Because video game makers straddle the lines between software development, the entertainment industry and online retailing, they can combine tax breaks in ways that companies like Netflix and Adobe cannot. Video game developers receive such a rich assortment of incentives that even oil companies have questioned why the government should subsidize such a mature and profitable industry whose main contribution is to create amusing and sometimes antisocial entertainment.
For example, Electronic Arts of Redwood City, Calif., shipped more than two million copies of Dead Space 2 in the game’s first week on the market this year. It shows a total of $1.2 billion in global profits the last five years using an accounting method that management says captures its operating profits.
But largely because of deferred revenue, deductions for executive stock options and a variety of accounting requirements, the company officially reports a net loss for the period. And the company reports that it paid out $98 million in cash for taxes worldwide in those years.
Neither corporations nor the government make tax returns public, and the information most companies disclose in their regulatory filings is insufficient to determine how much they pay in federal taxes and how that compares to the official United States corporate rate of 35 percent.
All told, the federal government gave $123 billion in tax incentives to corporations in 2010, according to the Joint Committee on Taxation, with breaks for groups and people as diverse as Nascar track owners, mohair producers, hedge fund managers, chicken farmers, automakers and oil companies.

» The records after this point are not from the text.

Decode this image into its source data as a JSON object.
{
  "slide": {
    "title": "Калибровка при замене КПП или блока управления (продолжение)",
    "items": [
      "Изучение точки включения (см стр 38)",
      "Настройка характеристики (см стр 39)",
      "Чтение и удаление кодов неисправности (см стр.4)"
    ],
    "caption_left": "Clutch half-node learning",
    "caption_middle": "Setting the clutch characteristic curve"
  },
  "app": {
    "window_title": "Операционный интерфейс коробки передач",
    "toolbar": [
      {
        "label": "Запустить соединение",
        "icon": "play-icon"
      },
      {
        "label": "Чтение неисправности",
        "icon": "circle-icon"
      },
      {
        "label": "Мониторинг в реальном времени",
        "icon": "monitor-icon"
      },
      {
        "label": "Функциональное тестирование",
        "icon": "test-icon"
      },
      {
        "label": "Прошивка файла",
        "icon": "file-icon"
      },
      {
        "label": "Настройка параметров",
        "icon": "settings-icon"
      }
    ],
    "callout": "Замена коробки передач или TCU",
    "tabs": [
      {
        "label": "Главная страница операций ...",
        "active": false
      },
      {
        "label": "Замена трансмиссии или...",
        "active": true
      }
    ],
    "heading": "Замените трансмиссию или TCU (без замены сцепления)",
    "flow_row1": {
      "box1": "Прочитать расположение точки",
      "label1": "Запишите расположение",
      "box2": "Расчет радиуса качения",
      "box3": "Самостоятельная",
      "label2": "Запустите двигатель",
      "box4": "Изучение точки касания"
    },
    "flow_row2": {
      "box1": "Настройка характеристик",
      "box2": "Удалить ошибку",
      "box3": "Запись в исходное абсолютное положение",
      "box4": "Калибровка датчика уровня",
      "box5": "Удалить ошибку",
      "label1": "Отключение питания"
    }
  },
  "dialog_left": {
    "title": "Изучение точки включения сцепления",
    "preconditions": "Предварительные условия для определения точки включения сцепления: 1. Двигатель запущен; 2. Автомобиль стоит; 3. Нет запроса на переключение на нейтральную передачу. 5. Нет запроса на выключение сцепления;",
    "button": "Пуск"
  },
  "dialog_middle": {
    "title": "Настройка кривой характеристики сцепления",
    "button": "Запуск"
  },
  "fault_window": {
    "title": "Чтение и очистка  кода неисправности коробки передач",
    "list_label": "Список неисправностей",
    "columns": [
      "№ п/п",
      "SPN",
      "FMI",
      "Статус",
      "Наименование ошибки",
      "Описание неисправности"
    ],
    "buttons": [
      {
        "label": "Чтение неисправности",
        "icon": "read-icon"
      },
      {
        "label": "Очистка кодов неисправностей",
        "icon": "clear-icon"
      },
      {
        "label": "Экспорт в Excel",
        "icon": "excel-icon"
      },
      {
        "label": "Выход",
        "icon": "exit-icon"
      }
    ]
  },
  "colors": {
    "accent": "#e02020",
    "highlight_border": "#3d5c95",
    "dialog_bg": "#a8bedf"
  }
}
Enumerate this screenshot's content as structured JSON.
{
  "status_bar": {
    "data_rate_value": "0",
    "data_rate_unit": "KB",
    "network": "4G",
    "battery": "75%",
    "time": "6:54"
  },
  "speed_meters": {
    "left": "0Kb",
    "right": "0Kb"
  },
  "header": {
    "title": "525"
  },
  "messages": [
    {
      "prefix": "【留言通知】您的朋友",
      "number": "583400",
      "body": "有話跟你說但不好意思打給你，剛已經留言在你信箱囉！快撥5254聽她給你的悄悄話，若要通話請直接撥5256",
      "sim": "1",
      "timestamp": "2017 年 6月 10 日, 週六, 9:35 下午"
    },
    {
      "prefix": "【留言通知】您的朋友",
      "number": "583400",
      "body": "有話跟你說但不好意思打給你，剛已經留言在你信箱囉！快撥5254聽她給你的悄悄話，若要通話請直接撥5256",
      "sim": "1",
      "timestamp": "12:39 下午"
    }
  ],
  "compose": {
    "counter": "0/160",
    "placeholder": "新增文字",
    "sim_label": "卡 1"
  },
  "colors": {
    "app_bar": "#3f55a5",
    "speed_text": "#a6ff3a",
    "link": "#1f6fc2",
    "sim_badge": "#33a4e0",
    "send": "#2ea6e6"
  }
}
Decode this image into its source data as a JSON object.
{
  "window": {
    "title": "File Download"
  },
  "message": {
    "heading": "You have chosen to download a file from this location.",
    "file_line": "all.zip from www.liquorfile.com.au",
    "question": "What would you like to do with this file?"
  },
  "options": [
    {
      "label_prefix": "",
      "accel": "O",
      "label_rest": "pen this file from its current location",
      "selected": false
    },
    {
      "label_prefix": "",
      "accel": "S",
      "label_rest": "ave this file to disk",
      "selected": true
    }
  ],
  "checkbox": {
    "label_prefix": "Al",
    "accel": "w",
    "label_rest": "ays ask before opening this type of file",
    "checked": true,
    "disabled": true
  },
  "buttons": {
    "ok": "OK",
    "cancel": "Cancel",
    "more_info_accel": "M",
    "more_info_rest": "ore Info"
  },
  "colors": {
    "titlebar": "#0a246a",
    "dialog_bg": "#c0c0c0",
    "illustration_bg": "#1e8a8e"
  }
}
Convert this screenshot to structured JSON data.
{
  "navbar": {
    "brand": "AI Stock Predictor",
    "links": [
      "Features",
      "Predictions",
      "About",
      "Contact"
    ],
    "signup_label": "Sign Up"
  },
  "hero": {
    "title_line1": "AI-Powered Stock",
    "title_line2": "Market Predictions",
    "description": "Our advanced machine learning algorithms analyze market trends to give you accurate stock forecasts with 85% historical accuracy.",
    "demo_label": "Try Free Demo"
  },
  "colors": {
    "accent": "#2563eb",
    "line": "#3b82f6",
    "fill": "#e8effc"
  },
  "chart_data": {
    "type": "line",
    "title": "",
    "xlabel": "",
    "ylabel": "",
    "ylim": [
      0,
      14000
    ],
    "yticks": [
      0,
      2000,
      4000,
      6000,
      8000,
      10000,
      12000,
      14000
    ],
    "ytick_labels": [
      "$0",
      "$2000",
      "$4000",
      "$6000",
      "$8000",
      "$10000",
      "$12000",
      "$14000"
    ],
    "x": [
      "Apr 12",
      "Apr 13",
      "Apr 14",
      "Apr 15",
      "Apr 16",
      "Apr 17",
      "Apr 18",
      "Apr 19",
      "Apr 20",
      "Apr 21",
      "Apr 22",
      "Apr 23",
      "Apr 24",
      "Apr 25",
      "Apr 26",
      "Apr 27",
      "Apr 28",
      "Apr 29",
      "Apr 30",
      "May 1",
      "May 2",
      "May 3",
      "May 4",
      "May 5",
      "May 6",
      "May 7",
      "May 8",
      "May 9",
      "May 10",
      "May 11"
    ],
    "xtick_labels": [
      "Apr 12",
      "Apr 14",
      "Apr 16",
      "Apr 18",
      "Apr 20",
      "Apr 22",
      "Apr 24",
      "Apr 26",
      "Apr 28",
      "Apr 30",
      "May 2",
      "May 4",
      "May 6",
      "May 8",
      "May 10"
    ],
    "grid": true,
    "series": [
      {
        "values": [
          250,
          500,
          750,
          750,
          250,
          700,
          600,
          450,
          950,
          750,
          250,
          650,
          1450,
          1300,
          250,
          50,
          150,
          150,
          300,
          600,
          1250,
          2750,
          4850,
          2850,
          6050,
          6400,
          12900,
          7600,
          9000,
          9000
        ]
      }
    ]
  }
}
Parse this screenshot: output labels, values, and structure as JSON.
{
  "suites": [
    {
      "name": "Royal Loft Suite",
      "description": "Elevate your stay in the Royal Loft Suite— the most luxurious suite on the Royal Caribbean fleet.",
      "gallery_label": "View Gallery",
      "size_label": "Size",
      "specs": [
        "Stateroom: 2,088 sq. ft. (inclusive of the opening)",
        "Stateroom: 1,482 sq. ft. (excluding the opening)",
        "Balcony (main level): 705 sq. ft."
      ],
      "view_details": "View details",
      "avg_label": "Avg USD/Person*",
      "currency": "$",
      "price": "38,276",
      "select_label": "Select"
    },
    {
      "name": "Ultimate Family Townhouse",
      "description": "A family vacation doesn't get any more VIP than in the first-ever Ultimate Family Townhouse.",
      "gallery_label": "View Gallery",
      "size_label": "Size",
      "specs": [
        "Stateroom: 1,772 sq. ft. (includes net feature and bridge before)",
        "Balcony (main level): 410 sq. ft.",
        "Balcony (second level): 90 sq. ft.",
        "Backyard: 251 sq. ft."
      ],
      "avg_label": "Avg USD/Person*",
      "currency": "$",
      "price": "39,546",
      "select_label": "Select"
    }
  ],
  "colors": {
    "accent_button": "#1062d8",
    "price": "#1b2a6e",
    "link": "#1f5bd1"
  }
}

Many tax policy analysts say the breaks for the video game industry — whose domestic sales of $15 billion a year now exceed those of the music business — are a vivid example of a tax system that defies common sense. Most times, subsidies begin as a way to nurture a fledgling industry that will not be profitable for years or to encourage a business activity deemed to have a broad benefit to society, like reducing pollution or improving public health.
But it’s a lot easier to create a tax break than to eliminate it. That leaves a generous assortment of tax incentives available to all types of companies, like Electronic Arts, with skilled accounting departments.